Historic house in Illinois, United States

The Dewey House, also referred to as Building 29, North Chicago VA Medical Center, is a historic building at the Captain James A. Lovell Federal Health Care Center in North Chicago, Illinois. Designed by David Adler, the Georgian Revival mansion was commissioned by future United States Representative Charles S. Dewey.

==History==
Charles S. Dewey, a real estate developer who would later be elected to the United States House of Representatives, commissioned David Adler to design the building in 1913. Dewey came to know Adler as he designed houses for two family friends. It was built down the road from the Naval Station Great Lakes, where Dewey was stationed during World War I. Dewey named the house "Over Yonder" and requested that it be designed in the Georgian Revival style. Completed in 1914, the Dewey family lived in the mansion until 1918.

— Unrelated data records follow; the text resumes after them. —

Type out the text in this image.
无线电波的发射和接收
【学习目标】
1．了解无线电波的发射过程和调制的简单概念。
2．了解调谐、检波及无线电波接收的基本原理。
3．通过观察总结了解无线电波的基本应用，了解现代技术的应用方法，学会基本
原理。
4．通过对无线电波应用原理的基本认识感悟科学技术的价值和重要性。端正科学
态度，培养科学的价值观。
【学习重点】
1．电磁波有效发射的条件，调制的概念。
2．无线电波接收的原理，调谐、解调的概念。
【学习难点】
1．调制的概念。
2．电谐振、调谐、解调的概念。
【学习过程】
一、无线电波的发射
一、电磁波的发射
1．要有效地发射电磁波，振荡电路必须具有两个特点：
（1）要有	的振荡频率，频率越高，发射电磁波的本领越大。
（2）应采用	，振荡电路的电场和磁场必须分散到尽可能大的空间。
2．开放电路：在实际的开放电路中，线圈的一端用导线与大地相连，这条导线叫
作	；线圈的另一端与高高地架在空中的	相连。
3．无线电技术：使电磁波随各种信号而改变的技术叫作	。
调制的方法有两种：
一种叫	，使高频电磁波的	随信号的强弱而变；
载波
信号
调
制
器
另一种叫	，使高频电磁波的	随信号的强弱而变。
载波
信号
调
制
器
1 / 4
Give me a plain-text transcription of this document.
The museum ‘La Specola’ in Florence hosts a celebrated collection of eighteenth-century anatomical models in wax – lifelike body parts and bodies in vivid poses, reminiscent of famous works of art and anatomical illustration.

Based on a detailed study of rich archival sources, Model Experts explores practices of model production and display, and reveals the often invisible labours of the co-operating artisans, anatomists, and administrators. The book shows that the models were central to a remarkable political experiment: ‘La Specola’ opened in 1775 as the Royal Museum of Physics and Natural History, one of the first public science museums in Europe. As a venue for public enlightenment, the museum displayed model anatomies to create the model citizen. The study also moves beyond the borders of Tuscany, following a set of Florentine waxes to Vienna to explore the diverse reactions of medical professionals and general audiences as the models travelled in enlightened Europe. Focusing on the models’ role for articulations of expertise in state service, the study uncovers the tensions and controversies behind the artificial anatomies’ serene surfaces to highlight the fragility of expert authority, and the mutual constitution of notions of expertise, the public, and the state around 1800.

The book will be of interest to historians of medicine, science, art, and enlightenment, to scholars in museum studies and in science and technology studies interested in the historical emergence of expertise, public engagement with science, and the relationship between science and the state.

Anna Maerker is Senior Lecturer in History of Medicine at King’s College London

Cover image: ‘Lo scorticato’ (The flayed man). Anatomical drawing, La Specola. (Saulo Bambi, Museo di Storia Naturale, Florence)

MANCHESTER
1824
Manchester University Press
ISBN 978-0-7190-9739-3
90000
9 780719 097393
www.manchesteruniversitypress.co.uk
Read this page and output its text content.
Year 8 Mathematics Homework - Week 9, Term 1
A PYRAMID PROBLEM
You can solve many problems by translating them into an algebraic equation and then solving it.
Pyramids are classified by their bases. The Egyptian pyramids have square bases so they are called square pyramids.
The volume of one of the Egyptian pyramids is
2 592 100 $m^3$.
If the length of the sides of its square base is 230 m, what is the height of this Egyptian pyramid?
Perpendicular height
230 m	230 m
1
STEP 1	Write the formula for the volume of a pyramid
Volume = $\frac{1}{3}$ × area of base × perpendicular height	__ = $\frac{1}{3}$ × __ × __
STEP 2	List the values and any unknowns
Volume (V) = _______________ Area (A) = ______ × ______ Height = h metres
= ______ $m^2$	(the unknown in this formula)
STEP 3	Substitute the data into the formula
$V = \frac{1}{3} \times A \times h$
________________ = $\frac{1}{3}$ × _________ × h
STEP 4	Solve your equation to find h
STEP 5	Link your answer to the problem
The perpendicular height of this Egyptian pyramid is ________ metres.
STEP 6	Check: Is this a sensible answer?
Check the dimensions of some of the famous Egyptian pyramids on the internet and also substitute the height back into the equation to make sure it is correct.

While Dewey was stationed aboard the USS Mississippi, his house was claimed by the government through eminent domain in an effort to expand the naval base. Dewey's wife was forced to evacuate the house by the end of the year. In 1921, the Deweys were awarded a compensation of $192,950 for the acquisition of the land. Later that year, the United States Department of Veterans Affairs was established and, on April 17, 1924, the property was transferred to the agency. When the Captain James A. Lovell Federal Health Care Center was established, the Dewey House became known as Building 29 on the campus. The hospital split the former Dewey House into ten apartments for personnel.

The National Park Service determined that Dewey House was eligible for the National Register of Historic Places on August 8, 1980. The building was listed on the register on May 8, 1985.